My Favorite Puritan with Michael Reeves
For hundreds of years, Christians have benefited from the rich theological insights of the Puritans. On this episode of 5 Minutes in Church History, Dr. Stephen Nichols gives special guest Dr. Michael Reeves the challenging assignment of naming one favorite Puritan.
Stephen Nichols: Welcome back to another episode of 5 Minutes in Church History. Once again, we are at Ligonier's National Conference. You might hear folks in the background. We were talking with Dr. Reeves, I think last we saw him, we sent him off to a deserted island. Well, he's back from his deserted island.
Michael Reeves: Having had a wonderful time.
SN: I'm sure you did. I'm glad you did. I know that you have found the Puritans to be a rich source of help for your own discipleship, and then how you've helped others come to the Puritans and see how valuable their thought, their understanding of who God is can help us be faithful disciples in our moment.
So, I'm going to ask you a very hard question, Dr. Reeves, and that question is this: Who is your favorite Puritan, and why? And I know that is a very hard question for you because there's so many of them that you enjoy; but your favorite Puritan, and why.
MR: It is a very hard question to answer, but the reason why it's worth sticking with them is because what they're seeking to do is hold your gaze on the subject that they're looking at. So, hold your gaze on the person of Christ, or the work of the Spirit, or whatever it is they're looking at, so that there's a rich understanding, and you're turning that theology into doxology. They do that so well.
John Owen was the first Puritan I ever read, and he transformed my theology.
SN: So, when was that for you?
MR: I was a teenager, and I read some Reformers before; but John Owen was the first Puritan I got into. And it was volume four, Causes, Ways, and Means. It was Owen on Scripture that was just so helpful to me, to see how Scripture proves itself to be what it says. So, I'm so grateful to Owen, but I'm not actually going to pick Owen. I'm going to pick Richard Sibbes.

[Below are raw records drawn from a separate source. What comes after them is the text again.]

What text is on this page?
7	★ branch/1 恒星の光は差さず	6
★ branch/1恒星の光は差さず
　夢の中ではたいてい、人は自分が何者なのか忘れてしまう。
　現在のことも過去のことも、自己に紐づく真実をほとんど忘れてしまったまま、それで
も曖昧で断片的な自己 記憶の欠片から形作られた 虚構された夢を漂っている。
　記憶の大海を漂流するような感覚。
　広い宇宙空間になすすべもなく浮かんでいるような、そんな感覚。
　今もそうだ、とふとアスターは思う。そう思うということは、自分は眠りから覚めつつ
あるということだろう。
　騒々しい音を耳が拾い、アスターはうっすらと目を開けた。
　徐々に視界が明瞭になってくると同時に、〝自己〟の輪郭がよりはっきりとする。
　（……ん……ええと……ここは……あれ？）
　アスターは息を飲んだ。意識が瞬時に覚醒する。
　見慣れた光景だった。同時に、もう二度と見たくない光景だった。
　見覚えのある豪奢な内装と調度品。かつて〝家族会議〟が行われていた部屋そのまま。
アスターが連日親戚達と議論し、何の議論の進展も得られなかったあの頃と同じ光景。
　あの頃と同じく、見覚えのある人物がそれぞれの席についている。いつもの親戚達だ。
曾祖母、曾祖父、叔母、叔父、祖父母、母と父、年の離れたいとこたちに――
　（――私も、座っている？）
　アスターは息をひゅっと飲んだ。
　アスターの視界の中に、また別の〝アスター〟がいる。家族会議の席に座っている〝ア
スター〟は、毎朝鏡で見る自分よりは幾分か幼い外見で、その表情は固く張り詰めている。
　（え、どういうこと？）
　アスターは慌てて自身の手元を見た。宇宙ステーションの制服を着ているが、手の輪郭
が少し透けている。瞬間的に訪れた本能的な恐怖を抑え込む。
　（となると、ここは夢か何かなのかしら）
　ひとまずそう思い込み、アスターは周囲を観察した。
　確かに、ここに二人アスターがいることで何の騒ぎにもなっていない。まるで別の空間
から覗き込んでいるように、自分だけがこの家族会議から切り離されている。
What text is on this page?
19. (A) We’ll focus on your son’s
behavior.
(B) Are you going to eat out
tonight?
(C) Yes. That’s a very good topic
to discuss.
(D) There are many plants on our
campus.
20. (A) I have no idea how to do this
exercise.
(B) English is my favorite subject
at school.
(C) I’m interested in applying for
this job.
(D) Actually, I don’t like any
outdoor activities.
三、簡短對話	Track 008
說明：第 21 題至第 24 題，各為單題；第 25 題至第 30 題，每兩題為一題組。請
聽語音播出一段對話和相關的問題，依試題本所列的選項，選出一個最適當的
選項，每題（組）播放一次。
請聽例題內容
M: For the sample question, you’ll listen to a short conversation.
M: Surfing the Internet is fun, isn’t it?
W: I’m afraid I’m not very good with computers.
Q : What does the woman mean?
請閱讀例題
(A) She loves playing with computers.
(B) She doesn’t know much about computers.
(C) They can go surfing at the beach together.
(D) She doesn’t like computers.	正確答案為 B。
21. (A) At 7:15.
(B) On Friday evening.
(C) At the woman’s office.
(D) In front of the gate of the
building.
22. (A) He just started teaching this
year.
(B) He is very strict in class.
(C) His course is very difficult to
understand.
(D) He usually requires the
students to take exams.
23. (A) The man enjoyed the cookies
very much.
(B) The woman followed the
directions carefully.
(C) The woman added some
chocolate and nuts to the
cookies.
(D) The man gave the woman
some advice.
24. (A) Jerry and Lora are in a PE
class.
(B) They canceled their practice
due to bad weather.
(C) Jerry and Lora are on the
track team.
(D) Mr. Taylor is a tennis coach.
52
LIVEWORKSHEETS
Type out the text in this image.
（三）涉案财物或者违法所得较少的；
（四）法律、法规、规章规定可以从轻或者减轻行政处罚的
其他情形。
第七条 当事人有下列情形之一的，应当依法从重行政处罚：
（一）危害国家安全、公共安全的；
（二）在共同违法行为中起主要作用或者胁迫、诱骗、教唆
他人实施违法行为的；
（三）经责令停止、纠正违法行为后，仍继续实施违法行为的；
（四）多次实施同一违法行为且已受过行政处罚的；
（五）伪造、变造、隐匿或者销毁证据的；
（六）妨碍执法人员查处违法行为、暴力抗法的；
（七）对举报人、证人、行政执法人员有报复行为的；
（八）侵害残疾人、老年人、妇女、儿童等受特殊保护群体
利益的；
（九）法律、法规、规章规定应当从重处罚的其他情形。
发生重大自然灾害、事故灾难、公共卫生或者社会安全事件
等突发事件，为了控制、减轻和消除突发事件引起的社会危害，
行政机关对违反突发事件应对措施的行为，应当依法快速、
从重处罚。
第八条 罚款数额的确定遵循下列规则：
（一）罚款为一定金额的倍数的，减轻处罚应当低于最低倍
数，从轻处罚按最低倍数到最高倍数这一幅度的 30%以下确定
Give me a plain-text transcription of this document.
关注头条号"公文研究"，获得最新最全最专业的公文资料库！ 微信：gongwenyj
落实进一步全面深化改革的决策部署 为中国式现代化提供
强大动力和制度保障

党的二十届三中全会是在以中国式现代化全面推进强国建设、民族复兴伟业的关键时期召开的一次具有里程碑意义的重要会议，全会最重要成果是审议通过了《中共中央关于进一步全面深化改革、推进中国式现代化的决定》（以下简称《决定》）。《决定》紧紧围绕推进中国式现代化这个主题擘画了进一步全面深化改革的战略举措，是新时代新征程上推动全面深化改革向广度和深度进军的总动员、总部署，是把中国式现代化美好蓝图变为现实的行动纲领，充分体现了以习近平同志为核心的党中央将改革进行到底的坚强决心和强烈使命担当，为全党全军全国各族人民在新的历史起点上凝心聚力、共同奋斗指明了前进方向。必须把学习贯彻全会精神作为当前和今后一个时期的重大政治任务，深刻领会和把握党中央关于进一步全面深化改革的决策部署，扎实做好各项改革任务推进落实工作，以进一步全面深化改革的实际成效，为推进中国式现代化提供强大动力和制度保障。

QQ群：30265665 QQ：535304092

Richard Sibbes has also been very influential for me, and particularly because Richard Sibbes—his dates were 1577 to 1635—and he was known as the “Sweet Dropper,” the “heavenly doctor.” He was a preacher in Cambridge and London. In Cambridge, they had to have an extra balcony fitted in his church, Holy Trinity, to seat all the people he was attracting. It was said that hardened sinners around Cambridge would not go to Sibbes' preaching for fear they'd get converted.
You sense that when you read him. What Sibbes does so well, it's not that he was a merely genial personality. What he does so emphatically and most famously in The Bruised Reed, but in all his works, is he sets out Christ to those who would misunderstand him and shows you how Christ is a Savior for us, how Christ is more beautiful than anyone or anything else. Sibbes does that in so affecting a way that I always find I read some Richard Sibbes, transcripts of his sermons, and just as other Puritans were converted by reading Sibbes, I find I cannot read Sibbes without being spiritually edified, that it's not merely my theology is helped, and I'm thinking through the gospel, who Christ is, the nature of faith, but I'm left worshiping God.
SN: We’re back to the doxological aim of theology that the Puritans help us with.
MR: Absolutely.
Something that Sibbes was very clear on was that, in his day, there were many preachers, both Catholic and Protestant, who believed that our basic problem is that we behave wrongly, and what we need to start doing is behave rightly. So, what you’re trying to do in preaching is simply change people’s behavior. What Sibbes is really clear on is that our behavior is driven by something deeper, the state of our hearts. Therefore, what he’s seeking to do in his preaching is not merely change behavior, but through the renewing of minds to transform hearts and their affections, what they love, what they desire, so that they want Christ more than they want sin. That’s what you get in Sibbes, and that’s why it's so affecting.
SN: I think that’s a great reason why he’s your favorite Puritan.
Well, thanks for that, Dr. Reeves. We’re grateful for it.
MR: Thank you. Wonderful to be with you.
SN: That’s been Dr. Reeves on his favorite Puritan. I'm Steve Nichols, and thanks for joining us for 5 Minutes in Church History.